Highly enhanced stability and thermoelectric performance of copper sulfides-based composites by multiphase engineering

Abstract

Interfaces play a key role in affecting carrier, ion and phonon migration, and constructing appropriate phase interfaces allows for synergistically improving the related physical performance. Herein, the effects of various interfaces on electronic and thermal transport in copper sulfide are studied. Dramatically improved mechanical properties and service stability in copper sulfide-based composites are realized while excellent thermoelectric performance is maintained by employing multiphase engineering. The phase composition and intrinsically excessive hole concentration of copper sulfide have been elaborately tailored by regulating Cu vacancies after compositing insulated boron, leading to a significantly optimized Seebeck coefficient. The enhanced phonon scattering effect by high-density interfaces and the deteriorated electrical conductivity contribution result in the overall reduced thermal conductivity.

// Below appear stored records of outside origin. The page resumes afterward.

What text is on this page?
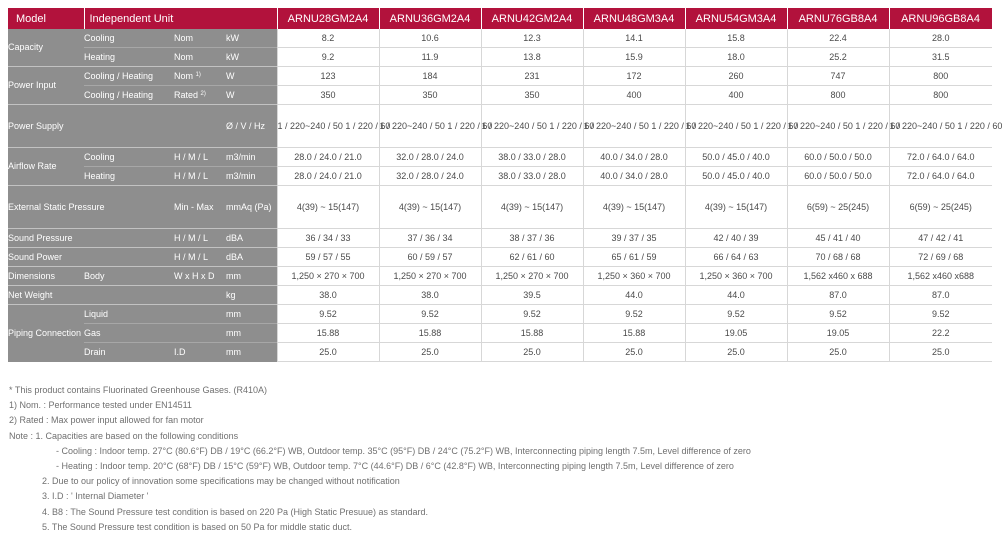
Model	Independent Unit			ARNU28GM2A4	ARNU36GM2A4	ARNU42GM2A4	ARNU48GM3A4	ARNU54GM3A4	ARNU76GB8A4	ARNU96GB8A4
Capacity	Cooling	Nom	kW	8.2	10.6	12.3	14.1	15.8	22.4	28.0
	Heating	Nom	kW	9.2	11.9	13.8	15.9	18.0	25.2	31.5
Power Input	Cooling / Heating	Nom $^{1)}$	W	123	184	231	172	260	747	800
	Cooling / Heating	Rated $^{2)}$	W	350	350	350	400	400	800	800
Power Supply			Ø / V / Hz	1 / 220~240 / 50 1 / 220 / 60	1 / 220~240 / 50 1 / 220 / 60	1 / 220~240 / 50 1 / 220 / 60	1 / 220~240 / 50 1 / 220 / 60	1 / 220~240 / 50 1 / 220 / 60	1 / 220~240 / 50 1 / 220 / 60	1 / 220~240 / 50 1 / 220 / 60
Airflow Rate	Cooling	H / M / L	m3/min	28.0 / 24.0 / 21.0	32.0 / 28.0 / 24.0	38.0 / 33.0 / 28.0	40.0 / 34.0 / 28.0	50.0 / 45.0 / 40.0	60.0 / 50.0 / 50.0	72.0 / 64.0 / 64.0
	Heating	H / M / L	m3/min	28.0 / 24.0 / 21.0	32.0 / 28.0 / 24.0	38.0 / 33.0 / 28.0	40.0 / 34.0 / 28.0	50.0 / 45.0 / 40.0	60.0 / 50.0 / 50.0	72.0 / 64.0 / 64.0
External Static Pressure		Min - Max	mmAq (Pa)	4(39) ~ 15(147)	4(39) ~ 15(147)	4(39) ~ 15(147)	4(39) ~ 15(147)	4(39) ~ 15(147)	6(59) ~ 25(245)	6(59) ~ 25(245)
Sound Pressure		H / M / L	dBA	36 / 34 / 33	37 / 36 / 34	38 / 37 / 36	39 / 37 / 35	42 / 40 / 39	45 / 41 / 40	47 / 42 / 41
Sound Power		H / M / L	dBA	59 / 57 / 55	60 / 59 / 57	62 / 61 / 60	65 / 61 / 59	66 / 64 / 63	70 / 68 / 68	72 / 69 / 68
Dimensions	Body	W x H x D	mm	1,250 × 270 × 700	1,250 × 270 × 700	1,250 × 270 × 700	1,250 × 360 × 700	1,250 × 360 × 700	1,562 x460 x 688	1,562 x460 x688
Net Weight			kg	38.0	38.0	39.5	44.0	44.0	87.0	87.0
Piping Connection	Liquid		mm	9.52	9.52	9.52	9.52	9.52	9.52	9.52
	Gas		mm	15.88	15.88	15.88	15.88	19.05	19.05	22.2
	Drain	I.D	mm	25.0	25.0	25.0	25.0	25.0	25.0	25.0
* This product contains Fluorinated Greenhouse Gases. (R410A)
1) Nom. : Performance tested under EN14511
2) Rated : Max power input allowed for fan motor
Note : 1. Capacities are based on the following conditions
- Cooling : Indoor temp. 27°C (80.6°F) DB / 19°C (66.2°F) WB, Outdoor temp. 35°C (95°F) DB / 24°C (75.2°F) WB, Interconnecting piping length 7.5m, Level difference of zero
- Heating : Indoor temp. 20°C (68°F) DB / 15°C (59°F) WB, Outdoor temp. 7°C (44.6°F) DB / 6°C (42.8°F) WB, Interconnecting piping length 7.5m, Level difference of zero
2. Due to our policy of innovation some specifications may be changed without notification
3. I.D : ' Internal Diameter '
4. B8 : The Sound Pressure test condition is based on 220 Pa (High Static Presuue) as standard.
5. The Sound Pressure test condition is based on 50 Pa for middle static duct.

A peak ZT of 1.32 at 773 K could be achieved in the Cu1.8S-0.75 wt% B bulk specimen. In addition, multiscale boron inclusions favor improving mechanical strength by dispersing strengthening. More importantly, spontaneously generated nanoprecipitates inhibit further sulfur volatilization in the matrix, and the introduced interfaces are beneficial for suppressing Cu ion long-range migration as well, which improves the service stability of copper sulfide-based bulk composites. Broadly, the strategy of constructing multiphase by compositing insulated particles paves an important way toward reasonable design of excellent TE materials.